EURUSD seems to be gearing up to make new lows, as price is testing the previous ones near the 1.2500 major psychological level. A break below this area could signify that further losses are in the cards for the pair and that selling pressure has strengthened.
Stochastic and MACD are already reflecting oversold conditions though, which suggests that sellers are feeling exhausted and that a bounce might be due. In that case, price could retreat until the SMAs around the 1.2700 mark or until the nearby area of interest at 1.2600 before resuming the drop.
A rally past 1.2700, however, might indicate that buying pressure is returning and that a reversal might be in the cards. If this line in the sand holds as resistance, euro bears might join the downtrend at better prices and eventually push price below 1.2500 onto new lows around the 1.2300-1.2400 major psychological levels.
Major event risks for this EURUSD trade include the ECB interest rate decision on Thursday and the US non-farm payrolls release on Friday. Dovish remarks from the ECB could be the catalyst for a strong downside break, along with strong US jobs data.

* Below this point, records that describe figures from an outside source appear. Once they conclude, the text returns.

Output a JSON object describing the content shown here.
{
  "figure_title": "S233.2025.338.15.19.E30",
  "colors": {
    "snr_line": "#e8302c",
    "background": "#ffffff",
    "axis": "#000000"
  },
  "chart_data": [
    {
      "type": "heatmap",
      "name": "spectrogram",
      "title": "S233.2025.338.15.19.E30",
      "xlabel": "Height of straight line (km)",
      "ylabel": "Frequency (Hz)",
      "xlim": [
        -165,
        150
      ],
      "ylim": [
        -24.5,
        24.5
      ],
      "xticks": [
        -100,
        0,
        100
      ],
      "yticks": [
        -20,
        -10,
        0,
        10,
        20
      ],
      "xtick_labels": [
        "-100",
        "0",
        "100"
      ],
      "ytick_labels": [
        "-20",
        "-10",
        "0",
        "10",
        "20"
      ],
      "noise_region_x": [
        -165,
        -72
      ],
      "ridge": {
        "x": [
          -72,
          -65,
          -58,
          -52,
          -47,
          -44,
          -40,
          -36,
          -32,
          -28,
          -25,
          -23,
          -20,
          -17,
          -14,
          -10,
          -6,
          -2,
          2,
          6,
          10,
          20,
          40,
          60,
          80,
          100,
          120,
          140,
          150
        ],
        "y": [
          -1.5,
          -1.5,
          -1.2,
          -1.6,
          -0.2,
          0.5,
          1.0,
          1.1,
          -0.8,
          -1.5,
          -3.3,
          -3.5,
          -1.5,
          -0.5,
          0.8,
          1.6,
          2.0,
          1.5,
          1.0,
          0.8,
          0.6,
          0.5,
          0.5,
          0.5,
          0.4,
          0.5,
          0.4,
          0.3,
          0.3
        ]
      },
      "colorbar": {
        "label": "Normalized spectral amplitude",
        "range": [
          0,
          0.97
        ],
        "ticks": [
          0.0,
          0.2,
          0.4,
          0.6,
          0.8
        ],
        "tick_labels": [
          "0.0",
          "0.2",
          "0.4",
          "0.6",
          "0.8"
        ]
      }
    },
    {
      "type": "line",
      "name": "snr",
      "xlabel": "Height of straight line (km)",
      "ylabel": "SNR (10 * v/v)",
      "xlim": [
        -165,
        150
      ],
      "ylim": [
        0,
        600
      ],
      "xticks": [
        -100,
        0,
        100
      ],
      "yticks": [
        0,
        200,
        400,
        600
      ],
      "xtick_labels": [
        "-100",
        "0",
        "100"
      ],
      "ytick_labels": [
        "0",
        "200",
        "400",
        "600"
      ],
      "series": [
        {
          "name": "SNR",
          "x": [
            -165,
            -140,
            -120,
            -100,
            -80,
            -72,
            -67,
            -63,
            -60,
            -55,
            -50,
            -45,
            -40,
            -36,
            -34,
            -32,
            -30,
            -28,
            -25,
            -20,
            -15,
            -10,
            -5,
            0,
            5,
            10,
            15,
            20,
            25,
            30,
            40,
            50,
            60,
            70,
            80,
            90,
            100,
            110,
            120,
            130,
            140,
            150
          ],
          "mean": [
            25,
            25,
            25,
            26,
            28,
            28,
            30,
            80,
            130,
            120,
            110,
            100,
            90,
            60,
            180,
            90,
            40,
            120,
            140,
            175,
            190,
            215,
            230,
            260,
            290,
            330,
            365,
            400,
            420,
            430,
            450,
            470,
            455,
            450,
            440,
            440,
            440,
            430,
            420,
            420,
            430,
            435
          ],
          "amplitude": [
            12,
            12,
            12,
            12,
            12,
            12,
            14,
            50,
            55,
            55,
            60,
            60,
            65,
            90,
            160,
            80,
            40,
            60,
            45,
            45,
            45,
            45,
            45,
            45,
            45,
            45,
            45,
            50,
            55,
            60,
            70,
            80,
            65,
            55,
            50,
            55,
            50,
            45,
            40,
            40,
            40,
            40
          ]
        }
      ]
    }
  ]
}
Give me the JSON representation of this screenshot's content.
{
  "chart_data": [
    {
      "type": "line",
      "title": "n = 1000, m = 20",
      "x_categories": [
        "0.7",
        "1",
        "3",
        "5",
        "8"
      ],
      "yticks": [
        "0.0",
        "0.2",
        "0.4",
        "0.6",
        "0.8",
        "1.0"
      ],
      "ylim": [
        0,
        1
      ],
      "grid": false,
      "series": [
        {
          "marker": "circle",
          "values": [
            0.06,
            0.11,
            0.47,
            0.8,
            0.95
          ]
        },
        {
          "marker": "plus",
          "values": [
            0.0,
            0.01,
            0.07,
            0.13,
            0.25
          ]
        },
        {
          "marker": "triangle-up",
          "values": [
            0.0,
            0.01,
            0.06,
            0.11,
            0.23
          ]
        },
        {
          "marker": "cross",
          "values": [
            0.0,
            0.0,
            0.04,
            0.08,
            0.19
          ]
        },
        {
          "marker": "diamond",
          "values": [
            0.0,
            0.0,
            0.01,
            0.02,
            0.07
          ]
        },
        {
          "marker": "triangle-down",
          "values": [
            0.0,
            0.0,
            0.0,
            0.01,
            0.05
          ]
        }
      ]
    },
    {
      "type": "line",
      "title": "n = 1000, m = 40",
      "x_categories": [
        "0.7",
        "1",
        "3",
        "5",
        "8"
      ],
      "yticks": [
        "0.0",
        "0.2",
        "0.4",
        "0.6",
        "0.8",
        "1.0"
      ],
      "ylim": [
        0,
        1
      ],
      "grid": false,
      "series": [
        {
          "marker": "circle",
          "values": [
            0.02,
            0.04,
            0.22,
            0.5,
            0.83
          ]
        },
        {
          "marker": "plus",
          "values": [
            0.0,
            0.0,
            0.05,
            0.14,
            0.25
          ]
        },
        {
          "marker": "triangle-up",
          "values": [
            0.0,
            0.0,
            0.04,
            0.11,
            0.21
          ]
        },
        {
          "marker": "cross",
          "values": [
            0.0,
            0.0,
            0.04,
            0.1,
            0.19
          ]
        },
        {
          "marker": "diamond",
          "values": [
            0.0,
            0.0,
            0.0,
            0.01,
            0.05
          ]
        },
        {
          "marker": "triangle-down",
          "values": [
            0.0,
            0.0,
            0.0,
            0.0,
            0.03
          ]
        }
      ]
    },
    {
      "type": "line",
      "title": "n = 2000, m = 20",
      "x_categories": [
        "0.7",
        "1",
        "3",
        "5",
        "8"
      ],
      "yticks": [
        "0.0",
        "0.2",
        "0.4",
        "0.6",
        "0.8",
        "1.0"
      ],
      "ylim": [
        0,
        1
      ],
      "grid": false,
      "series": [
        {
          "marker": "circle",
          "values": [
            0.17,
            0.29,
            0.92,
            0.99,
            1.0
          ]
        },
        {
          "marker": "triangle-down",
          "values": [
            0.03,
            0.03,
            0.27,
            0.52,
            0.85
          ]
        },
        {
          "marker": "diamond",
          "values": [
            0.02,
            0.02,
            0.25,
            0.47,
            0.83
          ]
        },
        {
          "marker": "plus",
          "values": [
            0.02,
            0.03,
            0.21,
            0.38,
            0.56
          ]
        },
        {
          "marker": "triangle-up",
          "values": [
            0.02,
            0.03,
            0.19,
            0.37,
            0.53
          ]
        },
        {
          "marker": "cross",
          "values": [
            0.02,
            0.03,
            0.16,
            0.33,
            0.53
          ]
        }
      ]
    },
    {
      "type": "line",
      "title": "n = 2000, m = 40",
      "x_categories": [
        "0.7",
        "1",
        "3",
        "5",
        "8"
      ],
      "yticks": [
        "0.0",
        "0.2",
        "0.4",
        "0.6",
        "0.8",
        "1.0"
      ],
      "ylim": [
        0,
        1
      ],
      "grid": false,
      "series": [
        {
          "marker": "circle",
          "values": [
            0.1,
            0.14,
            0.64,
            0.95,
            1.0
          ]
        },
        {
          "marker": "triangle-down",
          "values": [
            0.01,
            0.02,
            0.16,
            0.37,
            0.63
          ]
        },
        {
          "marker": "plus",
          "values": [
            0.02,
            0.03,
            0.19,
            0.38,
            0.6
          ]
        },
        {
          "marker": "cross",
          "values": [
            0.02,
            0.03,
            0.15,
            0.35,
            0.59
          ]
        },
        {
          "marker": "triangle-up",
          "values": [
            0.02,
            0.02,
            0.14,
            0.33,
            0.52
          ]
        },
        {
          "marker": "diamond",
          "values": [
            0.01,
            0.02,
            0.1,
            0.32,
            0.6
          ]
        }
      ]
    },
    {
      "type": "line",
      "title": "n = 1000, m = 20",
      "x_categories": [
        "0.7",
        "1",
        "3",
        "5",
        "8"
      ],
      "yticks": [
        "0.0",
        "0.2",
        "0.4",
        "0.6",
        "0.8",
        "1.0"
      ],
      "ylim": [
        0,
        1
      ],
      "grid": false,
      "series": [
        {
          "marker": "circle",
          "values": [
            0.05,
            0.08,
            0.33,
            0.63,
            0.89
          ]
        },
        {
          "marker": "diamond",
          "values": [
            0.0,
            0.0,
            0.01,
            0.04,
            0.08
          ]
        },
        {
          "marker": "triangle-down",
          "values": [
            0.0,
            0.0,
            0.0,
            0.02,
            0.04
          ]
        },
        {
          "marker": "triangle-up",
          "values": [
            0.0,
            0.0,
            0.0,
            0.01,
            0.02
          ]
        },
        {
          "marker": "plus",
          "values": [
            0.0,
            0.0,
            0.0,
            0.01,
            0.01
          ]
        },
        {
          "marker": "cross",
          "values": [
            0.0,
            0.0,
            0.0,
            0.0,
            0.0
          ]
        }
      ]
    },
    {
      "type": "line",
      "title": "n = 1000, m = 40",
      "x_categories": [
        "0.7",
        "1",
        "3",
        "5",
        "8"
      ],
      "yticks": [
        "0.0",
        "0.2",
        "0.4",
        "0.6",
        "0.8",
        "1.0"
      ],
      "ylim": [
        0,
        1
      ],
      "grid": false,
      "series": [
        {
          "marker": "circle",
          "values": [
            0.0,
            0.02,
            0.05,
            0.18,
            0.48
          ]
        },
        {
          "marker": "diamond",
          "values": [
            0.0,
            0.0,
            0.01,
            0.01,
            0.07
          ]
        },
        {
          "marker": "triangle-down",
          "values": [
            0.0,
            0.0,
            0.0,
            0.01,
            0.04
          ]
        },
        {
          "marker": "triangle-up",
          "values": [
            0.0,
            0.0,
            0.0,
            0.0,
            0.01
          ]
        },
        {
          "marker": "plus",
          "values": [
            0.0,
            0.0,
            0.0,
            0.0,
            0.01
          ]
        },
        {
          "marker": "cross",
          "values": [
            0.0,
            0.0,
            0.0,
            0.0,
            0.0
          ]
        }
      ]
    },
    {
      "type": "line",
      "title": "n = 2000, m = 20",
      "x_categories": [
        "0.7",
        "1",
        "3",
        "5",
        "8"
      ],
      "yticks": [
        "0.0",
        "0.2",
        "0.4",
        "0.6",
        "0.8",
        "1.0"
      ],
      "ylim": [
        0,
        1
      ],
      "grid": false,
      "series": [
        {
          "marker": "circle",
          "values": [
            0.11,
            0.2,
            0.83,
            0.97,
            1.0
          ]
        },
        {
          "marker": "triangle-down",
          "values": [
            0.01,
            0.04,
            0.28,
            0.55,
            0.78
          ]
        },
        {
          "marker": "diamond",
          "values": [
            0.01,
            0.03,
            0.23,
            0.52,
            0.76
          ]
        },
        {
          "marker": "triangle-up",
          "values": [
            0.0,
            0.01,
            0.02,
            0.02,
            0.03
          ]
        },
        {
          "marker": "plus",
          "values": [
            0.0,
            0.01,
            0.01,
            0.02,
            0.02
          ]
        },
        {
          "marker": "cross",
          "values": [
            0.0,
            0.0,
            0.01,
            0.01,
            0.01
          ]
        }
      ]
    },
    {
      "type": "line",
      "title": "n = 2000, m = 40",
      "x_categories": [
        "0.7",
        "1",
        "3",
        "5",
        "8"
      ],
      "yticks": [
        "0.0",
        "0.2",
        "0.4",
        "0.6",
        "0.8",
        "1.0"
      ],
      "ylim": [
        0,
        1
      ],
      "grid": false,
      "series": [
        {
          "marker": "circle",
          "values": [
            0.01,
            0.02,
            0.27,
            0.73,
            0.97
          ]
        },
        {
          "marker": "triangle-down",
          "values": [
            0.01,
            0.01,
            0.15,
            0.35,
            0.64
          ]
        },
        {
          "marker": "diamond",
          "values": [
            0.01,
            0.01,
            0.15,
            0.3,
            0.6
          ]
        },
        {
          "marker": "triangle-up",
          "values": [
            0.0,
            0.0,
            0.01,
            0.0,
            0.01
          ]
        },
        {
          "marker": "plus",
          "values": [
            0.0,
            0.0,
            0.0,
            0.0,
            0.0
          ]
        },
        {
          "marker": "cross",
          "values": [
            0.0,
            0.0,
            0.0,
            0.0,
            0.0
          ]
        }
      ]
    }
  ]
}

From a longer-term perspective, monetary policy differences between the Fed and the ECB could keep the downtrend intact. After all, the ECB just eased a couple of times this year while the Fed just finished its taper and is looking to hike rates sometime next year. The change in the wording of the latest FOMC statement reflects the shift to a more hawkish bias, but this is still up for confirmation from economic data.
The 100 SMA is still moving below the 200 SMA, which suggests that the ongoing selloff could carry on. An upside crossover, however, might signal a quick EURUSD correction as traders could book profits as the year draws to a close.